While stem cells have either been hailed as either the holy grail of regenerative medicine or harbingers of some future techno-genetic dystopia, the reality is that using stem cells is fraught with numerous practical and theoretical obstacles. Current studies into the use of stem cells strongly suggest that stem-cell based therapies have immense clinical potential, from growing tissues or organs out of undifferentiated stem cells to developing cures for a host of untreatable diseases. However, the exact mechanisms underlying stem cells’ ability to differentiate into different cell types and thereby developing more effective mechanisms to control this differentiation have been a major hurdle to advancing the application of stem cells.
Recently, ZHENG Ping’s research group at the Kunming Institute of Zoology (KIZ) of Chinese Academy of Sciences began investigating applications of pluripotent stem cells (PSCs). Studies of these cells in culture found that they seemed to frequently mutate, inhibiting their further application in stem-cell based therapies. Compared with differentiated cells, pluripotent cells appear to possess some unique abilities of maintaining the stability of their genetic material by repairing damaged DNA, a process known as DNA damage response (DDR). DDR is a fundamental and evolutionarily conserved mechanism needed to preserve the genomic integrity of cells, but this process is extremely complex, involving several highly coordinated response networks that eventually trigger an arrest of the cell cycle and initiate repair of the DNA.

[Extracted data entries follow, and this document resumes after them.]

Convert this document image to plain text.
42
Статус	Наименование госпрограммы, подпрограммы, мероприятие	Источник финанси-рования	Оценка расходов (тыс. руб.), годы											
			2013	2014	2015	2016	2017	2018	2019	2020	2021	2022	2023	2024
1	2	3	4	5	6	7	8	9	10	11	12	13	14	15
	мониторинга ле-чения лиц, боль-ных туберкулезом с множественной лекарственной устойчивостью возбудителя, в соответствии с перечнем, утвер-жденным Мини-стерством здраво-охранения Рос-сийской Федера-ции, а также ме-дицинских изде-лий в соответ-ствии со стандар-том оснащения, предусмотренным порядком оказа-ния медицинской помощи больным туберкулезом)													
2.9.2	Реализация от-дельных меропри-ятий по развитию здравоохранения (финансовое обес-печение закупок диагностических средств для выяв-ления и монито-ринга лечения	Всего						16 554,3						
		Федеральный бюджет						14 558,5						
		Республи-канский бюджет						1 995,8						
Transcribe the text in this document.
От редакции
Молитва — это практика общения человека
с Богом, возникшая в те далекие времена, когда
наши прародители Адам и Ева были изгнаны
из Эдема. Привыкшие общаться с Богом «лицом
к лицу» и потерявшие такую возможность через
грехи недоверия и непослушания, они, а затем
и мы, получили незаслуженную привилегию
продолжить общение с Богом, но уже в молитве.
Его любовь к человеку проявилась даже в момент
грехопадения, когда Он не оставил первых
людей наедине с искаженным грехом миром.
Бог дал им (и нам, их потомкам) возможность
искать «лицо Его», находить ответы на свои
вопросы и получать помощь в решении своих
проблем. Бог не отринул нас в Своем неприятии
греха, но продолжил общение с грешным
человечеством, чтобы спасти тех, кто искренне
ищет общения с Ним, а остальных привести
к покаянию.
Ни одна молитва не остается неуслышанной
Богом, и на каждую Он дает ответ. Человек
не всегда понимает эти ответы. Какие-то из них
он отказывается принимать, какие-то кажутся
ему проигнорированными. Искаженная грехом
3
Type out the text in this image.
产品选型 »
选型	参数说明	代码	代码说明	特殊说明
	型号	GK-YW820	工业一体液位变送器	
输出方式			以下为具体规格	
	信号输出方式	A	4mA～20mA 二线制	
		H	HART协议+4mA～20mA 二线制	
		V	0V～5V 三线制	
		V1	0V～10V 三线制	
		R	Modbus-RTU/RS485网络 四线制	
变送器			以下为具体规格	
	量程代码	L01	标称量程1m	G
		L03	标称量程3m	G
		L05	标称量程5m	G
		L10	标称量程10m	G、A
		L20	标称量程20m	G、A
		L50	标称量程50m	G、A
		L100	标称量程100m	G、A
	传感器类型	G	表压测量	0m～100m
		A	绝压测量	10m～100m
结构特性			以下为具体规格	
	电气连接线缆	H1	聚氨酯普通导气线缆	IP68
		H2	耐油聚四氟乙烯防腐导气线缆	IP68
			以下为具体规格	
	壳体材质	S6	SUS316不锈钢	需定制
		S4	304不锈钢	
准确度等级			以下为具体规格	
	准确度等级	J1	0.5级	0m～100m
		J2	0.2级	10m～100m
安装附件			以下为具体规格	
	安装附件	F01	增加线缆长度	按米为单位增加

DDR has been studied intensively in somatic cells, little research has been done on the DDR network of pluripotent stem cells. The existing reports indicate that these cells use markedly distinct strategies to deal with DNA damage, but the molecular basis of these regulatory mechanisms remains unknown, as are the particular factors involved in stem cell stability. Better understanding of these underlying properties and mechanisms should then help solve several key problems in further medical applications of stem cells.
Investigating the regulators of stem cells, ZHENG’s group identified Filia as a novel multifunctional regulator that helps to maintain the stability of embryonic stem cells in mice. The expression of Filia in pluripotent cells appears to play a key role in maintaining the genetic stability of the cells, so much so that ZHENG’s team found that genetic mutations increase rapidly when Filia is not present. The research team also found that Filia helps to regulate DDR through multiple pathways, including DDR signaling, cell cycle checkpoints and damage repair, stem cell differentiation, and apoptosis.
The results showed that stem cells began experiencing genetic instability once Filia was removed, which was accompanied by a resistance to apoptosis, and increased risk of mutation. ZHENG’s group further demonstrated the Filia interacts with PARP1, which is an enzyme related to cell stability, and that it is located on the centrosome and is able to move to the DNA damage sites as needed.
The findings mark a major step in the brave new world of stem-cell based therapies, providing a both an enhanced understanding of the mechanisms regulating DDR and genomic stability in stem cells and offering researchers Filia as a simple and elegant marker that can be used to evaluate the stability of pluripotent cells. The study was published in Cell Stem Cell.
This project received support of the Chinese Academy of Sciences and National Natural Science Foundation.